BACKGROUND

The study was aimed at investigating the role of PD98059 on impairing the cisplatin-resistance of ovarian cancer cells and figuring out the potential mechanism.

MATERIAL AND METHODS

Treated with low dose of cisplatin (DDP), DDP-resistant ovarian cancer cells were built and named as SKOV-3/DDP. The cell viabilities of ovarian cancer cell line SKOV-3 and SKOV-3/DDP were detected using MTT assay.
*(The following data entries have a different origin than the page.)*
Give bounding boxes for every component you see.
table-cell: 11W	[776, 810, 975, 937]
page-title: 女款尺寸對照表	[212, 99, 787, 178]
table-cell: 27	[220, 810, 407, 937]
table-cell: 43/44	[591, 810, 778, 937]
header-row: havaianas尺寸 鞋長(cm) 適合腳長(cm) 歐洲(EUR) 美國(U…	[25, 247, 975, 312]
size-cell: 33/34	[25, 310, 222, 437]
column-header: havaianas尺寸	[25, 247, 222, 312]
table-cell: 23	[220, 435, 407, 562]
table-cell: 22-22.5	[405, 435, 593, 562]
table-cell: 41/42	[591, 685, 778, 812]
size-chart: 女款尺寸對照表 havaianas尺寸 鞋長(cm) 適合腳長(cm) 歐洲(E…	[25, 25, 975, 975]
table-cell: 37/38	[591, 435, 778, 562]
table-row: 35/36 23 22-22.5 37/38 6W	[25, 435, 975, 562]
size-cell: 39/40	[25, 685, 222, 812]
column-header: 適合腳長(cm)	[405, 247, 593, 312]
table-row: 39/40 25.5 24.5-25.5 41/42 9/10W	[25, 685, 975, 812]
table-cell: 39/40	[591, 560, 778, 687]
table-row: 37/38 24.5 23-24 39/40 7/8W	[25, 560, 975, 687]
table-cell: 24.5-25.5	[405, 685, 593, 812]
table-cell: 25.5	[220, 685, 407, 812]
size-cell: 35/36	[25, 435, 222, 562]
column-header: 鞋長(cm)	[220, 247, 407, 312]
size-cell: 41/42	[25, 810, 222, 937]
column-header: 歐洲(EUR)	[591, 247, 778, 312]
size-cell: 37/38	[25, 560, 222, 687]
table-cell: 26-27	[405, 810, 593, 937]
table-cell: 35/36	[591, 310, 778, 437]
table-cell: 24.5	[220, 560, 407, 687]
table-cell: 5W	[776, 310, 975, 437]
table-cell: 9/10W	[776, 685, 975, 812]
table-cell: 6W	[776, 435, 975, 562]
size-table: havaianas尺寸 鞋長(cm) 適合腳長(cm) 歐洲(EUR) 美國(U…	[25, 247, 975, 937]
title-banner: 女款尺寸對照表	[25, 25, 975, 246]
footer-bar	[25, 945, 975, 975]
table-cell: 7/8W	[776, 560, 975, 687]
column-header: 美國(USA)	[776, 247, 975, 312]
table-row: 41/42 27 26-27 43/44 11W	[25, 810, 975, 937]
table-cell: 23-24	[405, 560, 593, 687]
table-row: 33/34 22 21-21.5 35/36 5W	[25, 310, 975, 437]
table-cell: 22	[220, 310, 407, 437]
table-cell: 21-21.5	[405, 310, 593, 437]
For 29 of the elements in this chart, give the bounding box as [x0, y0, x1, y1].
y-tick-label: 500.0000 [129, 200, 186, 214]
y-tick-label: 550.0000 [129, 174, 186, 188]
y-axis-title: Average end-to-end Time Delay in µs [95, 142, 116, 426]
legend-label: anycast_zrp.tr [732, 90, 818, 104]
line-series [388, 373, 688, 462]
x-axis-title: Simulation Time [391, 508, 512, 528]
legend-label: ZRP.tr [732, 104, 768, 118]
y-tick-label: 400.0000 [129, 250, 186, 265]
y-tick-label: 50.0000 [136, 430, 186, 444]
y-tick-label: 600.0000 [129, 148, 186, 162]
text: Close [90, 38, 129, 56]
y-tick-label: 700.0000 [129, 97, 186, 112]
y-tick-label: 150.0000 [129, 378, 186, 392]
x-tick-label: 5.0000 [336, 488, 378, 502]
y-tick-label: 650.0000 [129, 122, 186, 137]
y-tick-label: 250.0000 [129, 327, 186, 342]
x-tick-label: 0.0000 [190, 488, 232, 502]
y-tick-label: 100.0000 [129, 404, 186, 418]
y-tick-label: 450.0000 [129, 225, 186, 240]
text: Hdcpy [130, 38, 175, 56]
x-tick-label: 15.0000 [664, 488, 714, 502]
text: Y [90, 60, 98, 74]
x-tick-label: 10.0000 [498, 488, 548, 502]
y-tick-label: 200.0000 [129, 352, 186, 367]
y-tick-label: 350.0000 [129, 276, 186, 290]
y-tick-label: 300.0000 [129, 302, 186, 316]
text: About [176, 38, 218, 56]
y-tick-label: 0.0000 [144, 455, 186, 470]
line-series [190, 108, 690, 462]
Wound healing assay and flow cytometry were performed to detect the migratory ability and cell cycle variation of the two cells and assess the sensibility to DDP in the two cell lines. However, cotreated with DDP and PD98059, cell viability, migration and cell cycle of SKOV-3/DDP were determined again. The DDP-resistance varied a lot and the potential mechanism was studied via western blot assay.

RESULTS

Both treated with DDP, SKOV-3/DDP showed an intense resistance than SKOV-3 including stronger cell viability, larger migration area and less G1/G0 arrest, which confirmed the successfully established DDP-resistant cell line. The phosphorylation of ERK and the activation of epithelial mesenchymal transition (EMT) process contributes to the enhanced resistance. PD98059, a MEK inhibitor, suppresses the ERK pathway and the EMT process of SKOV-3/DDP. Co-treated by DDP and PD98059, cell proliferation and migratory area decreased, meantime more cell were arrested in G0/G1 phase compared to simple treatment of DDP or PD98059.

CONCLUSION

PD98059 efficiently impairs the DDP-resistance of ovarian cancer cells via downregulating the ERK pathway and the EMT process.